What made you decide to make Colorado the focus of that career?
Really? That question from someone who's from Chicago, too?
What was the dining scene like when you got your start here? The Quorum restaurant, Lafitte in Larimer Square; Denver was steakhouses and old-world kind of places, although fern bars like Zach's and Rick's were starting to come along. What was your favorite restaurant then?
Cafe Promenade -- no question
What is your favorite restaurant today?
In the world, Trattoria della Posta in Monforte d'Alba, a great Piedmontese restaurant/trattoria in the Barolo region that's the original farm-to-table spot. In Denver, Potager: We love Teri Rippeto's cooking. Barolo Grill is a place after my own heart -- but you can't recommend your own children. Rippeto cooks beautifully, cleanly; treats vegetables perfectly; puts a nice combination of flavors together.
What have been the best developments in the local dining scene since you got your start?
Denver has a lot of neighborhoods that have a lot of little buildings that you can sneak restaurants into -- and that's what's happened. Look at where Fruition is, where Table 6 is, where Tables is. Those little blocks, they're all over town. They allow good restaurants to come in and concentrate on the important things.

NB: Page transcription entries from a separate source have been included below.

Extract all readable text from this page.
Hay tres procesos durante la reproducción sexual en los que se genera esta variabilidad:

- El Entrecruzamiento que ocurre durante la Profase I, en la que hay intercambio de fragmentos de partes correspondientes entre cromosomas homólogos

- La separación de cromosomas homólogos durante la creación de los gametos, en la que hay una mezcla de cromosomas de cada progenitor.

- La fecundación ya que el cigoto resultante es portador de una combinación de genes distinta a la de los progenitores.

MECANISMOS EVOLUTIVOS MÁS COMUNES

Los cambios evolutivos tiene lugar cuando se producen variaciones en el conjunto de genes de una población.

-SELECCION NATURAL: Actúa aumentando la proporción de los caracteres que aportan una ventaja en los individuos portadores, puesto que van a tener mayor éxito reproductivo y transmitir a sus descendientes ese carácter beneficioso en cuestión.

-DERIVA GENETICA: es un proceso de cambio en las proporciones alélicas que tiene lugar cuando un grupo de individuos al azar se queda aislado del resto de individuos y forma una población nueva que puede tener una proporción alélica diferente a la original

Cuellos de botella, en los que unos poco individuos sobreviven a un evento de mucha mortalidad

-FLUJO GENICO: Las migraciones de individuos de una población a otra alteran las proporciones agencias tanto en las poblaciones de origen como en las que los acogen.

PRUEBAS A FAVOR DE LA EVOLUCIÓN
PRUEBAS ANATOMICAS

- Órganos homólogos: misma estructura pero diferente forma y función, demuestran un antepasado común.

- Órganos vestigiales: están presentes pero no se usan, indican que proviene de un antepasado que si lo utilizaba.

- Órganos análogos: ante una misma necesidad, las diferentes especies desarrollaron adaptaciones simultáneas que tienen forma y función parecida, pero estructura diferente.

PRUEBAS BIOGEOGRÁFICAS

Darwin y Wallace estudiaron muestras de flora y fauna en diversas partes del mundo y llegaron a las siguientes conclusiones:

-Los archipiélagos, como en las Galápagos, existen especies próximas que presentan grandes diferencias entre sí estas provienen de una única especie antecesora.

What have been the worst developments in the local dining scene?
There hasn't really been a bad development. There's a thriving economy right now, with capitalism at its best. There's lots of opportunity out there. It's a pretty darn good dining scene. If chain restaurants had taken over the world, you could bitch about that.
What have been the most surprising developments?
The return of the small artisanal supplier. In Europe a generation ago, people were worried that the traditional things were going away, that their kids weren't taking over the family business. Now all of a sudden, grandchildren are taking it on. Here in the United States, the same thing is happening. At Dudley's, you'd have to go to the coasts to find ingredients; now there are so many great choices all around. It's exciting; I didn't expect that.
How have you changed the way you do business, and why?
With Open Table and Internet menus, customers want immediate access. We've run with that, and it's great. We say we have fresh sardines, and they say, "I'm driving over right now."
How have consumers changed during your tenure?
They are more worldly and they have stopped smoking! What is the one thing I don't have to tell the waiters to do anymore? Change the ashtrays. People are also far more worldly about all cuisines -- partly from travel, partly from the Internet. It's really been fun.
Who is the most interesting person on the scene right now, and why?
Alex Seidel -- and others doing the "wear all the hats" thing. He's a super-cool guy, and his farm-to-table starts with his own farm.
If you'd like to see one thing happen to the local dining scene, what would it be? More independent restaurants in the suburbs.
What cuisine is missing from Denver's dining scene?
There's nothing I can think of, but it's a great market economy right now with a lot of opportunities in little spots. It's not easy, but it can be done.